Как мало заслуживает Руссо, на которого вы ссылаетесь, доверия, возлагаемого вами на его воспитательные принципы, я узнал только теперь. Не говоря уже о том, что он своей неблагодарностью оттолкнул от себя всех своих покровителей, он еще нашел нужным — после того, как все почти позабыли о нем — написать свои мемуары, которые превосходят своей нескромностью, отсутствием такта и бесстыдством всякое описание. Он читает их в настоящее время в парижских салонах и уже достиг того, что и было, очевидно, его единственной целью: снова заставил о себе заговорить. Самые интимные переживания, которые обыкновенно скрываются людьми хорошего круга даже от своих ближайших друзей, так же как и свои телесные недостатки и пороки, он описывает с такой же беззастенчивостью, с какой свиньи валяются в грязи. Но даже в придворных кругах находятся люди, которые с восторгом преклоняют колени перед этими признаниями, как перед «истиной и естественностью». Маркиза Жирарден зашла даже так далеко, что предложила автору, как убежище, свой замок в Эрменонвилле.

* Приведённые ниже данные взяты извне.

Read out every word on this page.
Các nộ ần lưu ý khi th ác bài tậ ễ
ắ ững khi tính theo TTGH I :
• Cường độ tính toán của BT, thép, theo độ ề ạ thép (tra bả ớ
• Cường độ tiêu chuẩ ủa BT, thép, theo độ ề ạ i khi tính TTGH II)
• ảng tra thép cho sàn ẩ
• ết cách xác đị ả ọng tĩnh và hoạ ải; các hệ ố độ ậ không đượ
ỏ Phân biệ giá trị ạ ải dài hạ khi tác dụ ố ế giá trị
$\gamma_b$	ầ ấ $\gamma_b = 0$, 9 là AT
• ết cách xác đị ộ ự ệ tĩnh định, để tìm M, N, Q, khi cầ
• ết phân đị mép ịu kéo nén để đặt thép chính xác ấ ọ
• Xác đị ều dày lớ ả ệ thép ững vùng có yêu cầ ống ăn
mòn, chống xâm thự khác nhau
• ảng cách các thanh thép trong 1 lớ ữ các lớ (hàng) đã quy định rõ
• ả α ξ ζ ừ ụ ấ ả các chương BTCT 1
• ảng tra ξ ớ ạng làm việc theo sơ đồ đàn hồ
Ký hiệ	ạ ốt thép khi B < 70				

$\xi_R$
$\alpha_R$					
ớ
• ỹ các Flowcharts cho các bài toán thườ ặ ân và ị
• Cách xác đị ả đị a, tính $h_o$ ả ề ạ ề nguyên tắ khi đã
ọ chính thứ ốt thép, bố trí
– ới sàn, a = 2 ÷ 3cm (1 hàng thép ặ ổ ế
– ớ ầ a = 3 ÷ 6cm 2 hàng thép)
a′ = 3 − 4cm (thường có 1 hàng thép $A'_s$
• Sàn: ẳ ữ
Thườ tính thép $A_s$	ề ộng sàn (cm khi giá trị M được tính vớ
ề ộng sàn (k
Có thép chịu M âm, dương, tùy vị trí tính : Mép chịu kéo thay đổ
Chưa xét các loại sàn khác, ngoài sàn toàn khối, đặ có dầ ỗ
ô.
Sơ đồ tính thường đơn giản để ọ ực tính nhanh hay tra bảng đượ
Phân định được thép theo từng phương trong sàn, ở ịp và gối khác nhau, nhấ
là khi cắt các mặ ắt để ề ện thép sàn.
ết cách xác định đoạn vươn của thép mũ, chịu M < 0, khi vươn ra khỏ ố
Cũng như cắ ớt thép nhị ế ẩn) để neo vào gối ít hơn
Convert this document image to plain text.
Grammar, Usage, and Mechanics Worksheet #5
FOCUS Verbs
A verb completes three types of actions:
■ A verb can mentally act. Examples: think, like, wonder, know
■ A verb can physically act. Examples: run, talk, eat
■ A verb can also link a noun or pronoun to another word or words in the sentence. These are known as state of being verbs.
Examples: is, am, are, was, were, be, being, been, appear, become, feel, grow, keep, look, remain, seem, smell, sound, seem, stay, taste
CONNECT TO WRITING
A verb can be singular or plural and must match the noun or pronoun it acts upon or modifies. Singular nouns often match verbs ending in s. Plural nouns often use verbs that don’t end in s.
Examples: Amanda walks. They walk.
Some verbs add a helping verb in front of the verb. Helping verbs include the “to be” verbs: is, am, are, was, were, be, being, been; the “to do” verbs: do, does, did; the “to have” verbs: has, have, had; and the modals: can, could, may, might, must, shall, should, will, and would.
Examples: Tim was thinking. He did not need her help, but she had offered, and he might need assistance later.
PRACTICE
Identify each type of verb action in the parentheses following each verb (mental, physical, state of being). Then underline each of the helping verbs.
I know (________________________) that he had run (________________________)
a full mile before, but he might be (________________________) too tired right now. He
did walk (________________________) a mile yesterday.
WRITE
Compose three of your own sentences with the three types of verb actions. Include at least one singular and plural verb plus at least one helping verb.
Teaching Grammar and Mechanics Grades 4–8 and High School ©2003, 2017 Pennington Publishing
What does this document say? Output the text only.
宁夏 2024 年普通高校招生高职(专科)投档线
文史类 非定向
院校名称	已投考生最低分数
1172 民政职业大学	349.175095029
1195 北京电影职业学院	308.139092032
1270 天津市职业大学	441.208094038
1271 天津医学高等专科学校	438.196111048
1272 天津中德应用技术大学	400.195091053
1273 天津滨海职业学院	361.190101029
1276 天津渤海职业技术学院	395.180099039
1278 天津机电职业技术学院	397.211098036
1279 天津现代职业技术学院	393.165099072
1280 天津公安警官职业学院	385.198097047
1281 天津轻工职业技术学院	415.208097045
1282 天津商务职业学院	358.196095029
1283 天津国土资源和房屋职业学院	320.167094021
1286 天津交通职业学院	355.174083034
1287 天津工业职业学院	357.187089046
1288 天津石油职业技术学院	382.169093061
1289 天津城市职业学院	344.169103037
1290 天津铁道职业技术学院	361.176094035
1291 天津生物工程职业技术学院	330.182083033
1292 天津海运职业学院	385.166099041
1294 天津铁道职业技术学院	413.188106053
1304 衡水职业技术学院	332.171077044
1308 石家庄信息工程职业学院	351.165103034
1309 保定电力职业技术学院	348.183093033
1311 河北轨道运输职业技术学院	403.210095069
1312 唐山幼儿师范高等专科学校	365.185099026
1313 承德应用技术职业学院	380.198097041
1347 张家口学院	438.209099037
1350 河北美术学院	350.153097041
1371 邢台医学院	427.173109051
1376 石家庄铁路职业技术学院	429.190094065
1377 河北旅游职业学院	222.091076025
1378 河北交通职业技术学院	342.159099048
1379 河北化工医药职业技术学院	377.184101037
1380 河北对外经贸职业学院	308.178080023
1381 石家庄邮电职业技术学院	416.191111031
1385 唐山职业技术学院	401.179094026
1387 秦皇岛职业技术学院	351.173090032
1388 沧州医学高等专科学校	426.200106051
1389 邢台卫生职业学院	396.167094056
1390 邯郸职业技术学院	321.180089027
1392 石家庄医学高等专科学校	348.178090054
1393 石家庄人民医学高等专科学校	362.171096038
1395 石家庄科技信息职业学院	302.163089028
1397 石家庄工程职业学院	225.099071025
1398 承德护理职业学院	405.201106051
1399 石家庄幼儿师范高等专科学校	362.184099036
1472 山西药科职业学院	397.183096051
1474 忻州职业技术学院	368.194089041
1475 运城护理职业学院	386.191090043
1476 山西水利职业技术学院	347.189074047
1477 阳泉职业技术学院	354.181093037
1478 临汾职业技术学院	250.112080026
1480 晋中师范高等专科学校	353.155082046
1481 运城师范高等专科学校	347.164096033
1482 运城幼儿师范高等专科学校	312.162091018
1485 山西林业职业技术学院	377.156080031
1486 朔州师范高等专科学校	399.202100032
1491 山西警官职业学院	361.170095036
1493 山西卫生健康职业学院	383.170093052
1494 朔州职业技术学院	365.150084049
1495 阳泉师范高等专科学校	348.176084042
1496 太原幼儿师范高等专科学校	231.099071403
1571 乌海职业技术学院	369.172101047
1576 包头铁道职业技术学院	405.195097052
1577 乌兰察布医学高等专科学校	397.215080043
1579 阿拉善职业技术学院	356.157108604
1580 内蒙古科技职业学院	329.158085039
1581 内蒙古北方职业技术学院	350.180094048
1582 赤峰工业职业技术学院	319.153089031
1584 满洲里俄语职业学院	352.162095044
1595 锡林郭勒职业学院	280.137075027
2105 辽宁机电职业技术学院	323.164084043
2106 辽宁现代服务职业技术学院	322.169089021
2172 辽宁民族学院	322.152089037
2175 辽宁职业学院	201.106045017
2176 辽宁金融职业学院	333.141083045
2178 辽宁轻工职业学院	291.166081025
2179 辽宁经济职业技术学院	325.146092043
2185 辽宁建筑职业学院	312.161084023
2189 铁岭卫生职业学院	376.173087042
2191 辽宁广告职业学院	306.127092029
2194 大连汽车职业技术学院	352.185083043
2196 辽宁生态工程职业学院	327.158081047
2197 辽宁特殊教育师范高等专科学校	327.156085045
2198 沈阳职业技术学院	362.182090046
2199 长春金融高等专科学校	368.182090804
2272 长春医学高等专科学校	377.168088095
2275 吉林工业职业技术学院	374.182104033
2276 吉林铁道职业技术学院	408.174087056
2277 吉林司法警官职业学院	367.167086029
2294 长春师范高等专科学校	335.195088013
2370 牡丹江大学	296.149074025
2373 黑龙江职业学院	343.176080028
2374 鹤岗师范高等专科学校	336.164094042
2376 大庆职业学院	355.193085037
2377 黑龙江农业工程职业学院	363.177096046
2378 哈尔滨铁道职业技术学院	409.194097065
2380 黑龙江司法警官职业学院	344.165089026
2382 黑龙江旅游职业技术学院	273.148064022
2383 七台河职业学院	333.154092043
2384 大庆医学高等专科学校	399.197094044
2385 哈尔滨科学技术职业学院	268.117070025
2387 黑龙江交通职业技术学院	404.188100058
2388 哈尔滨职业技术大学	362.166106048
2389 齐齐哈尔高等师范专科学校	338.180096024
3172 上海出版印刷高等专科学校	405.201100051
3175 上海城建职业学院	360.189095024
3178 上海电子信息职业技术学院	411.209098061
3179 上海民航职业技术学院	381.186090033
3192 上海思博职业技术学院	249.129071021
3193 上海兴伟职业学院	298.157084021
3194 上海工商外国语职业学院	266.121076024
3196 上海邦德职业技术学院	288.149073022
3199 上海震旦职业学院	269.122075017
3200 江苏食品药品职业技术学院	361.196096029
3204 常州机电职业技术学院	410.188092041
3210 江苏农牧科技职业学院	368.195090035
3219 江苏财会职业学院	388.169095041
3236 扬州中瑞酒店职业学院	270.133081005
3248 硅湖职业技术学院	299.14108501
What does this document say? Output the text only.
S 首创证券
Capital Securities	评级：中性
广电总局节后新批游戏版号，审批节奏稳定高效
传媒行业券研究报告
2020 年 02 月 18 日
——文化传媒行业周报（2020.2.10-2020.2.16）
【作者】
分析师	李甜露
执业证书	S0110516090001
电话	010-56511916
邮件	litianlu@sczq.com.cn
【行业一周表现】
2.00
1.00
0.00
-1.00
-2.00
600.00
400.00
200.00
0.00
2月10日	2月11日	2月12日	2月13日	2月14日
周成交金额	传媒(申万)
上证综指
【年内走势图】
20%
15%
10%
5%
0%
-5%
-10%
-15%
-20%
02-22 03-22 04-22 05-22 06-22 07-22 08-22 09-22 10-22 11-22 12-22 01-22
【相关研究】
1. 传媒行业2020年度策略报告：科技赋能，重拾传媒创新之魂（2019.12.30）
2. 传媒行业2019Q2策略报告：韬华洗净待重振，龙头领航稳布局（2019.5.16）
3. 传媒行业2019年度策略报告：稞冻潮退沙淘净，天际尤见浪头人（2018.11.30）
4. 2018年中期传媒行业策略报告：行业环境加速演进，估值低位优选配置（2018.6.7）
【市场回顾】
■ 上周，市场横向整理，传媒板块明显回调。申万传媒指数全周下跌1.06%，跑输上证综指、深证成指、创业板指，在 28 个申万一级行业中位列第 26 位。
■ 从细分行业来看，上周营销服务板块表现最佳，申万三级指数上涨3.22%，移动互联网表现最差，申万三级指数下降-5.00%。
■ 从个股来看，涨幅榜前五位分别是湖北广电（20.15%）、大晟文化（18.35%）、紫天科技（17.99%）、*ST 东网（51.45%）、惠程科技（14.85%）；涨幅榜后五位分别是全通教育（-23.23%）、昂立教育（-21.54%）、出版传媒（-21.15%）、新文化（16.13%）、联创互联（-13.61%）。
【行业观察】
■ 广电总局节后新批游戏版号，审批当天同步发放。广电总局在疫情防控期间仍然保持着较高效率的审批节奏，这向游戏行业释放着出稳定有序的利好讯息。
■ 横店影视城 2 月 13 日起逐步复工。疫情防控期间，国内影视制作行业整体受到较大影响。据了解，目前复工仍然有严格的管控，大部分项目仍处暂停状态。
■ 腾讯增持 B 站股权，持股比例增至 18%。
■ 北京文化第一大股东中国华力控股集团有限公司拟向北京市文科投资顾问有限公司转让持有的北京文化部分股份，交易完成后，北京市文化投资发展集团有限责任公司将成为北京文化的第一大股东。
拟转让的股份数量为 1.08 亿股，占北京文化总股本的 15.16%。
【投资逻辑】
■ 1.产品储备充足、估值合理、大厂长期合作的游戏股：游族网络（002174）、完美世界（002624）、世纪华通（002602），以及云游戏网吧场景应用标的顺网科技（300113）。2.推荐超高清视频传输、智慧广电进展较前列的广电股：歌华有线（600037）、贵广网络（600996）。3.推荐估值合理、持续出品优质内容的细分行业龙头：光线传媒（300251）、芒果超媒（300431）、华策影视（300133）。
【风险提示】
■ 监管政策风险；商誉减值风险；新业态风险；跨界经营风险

Кроме этого, замечаются и другие признаки общественного распада. Если раньше только втихомолку осмеливались оправдывать поведение маркиза Лафайета и его друзей, к которым, к сожалению, принадлежит и принц Монбельяр, — хотя влиятельные круги общества единодушно осуждали французских офицеров и аристократов, предоставивших свою шпагу к услугам инсургентов и, следовательно, выступавших против королевской власти, — то теперь, уже не стесняясь, публично высказываются за них и начинают восторгаться делом, которому они служат. В некоторых газетах открыто проповедуется война с Англией, и мы можем почитать себя счастливыми, что, по крайней мере, Неккер, в виду финансового положения страны, не склонен разделять такие сумасбродные планы. Сражаться с Англией — значит поддерживать Американскую республику и признавать, таким образом, республиканские идеи и у нас. Я недавно имел серьезный разговор с г. Вержен, и хотя министр принципиально соглашался со мной, но практически он, по-видимому, связал себя неосторожной тайной поддержкой, которую он оказывал американским предприятиям г. Бомарше.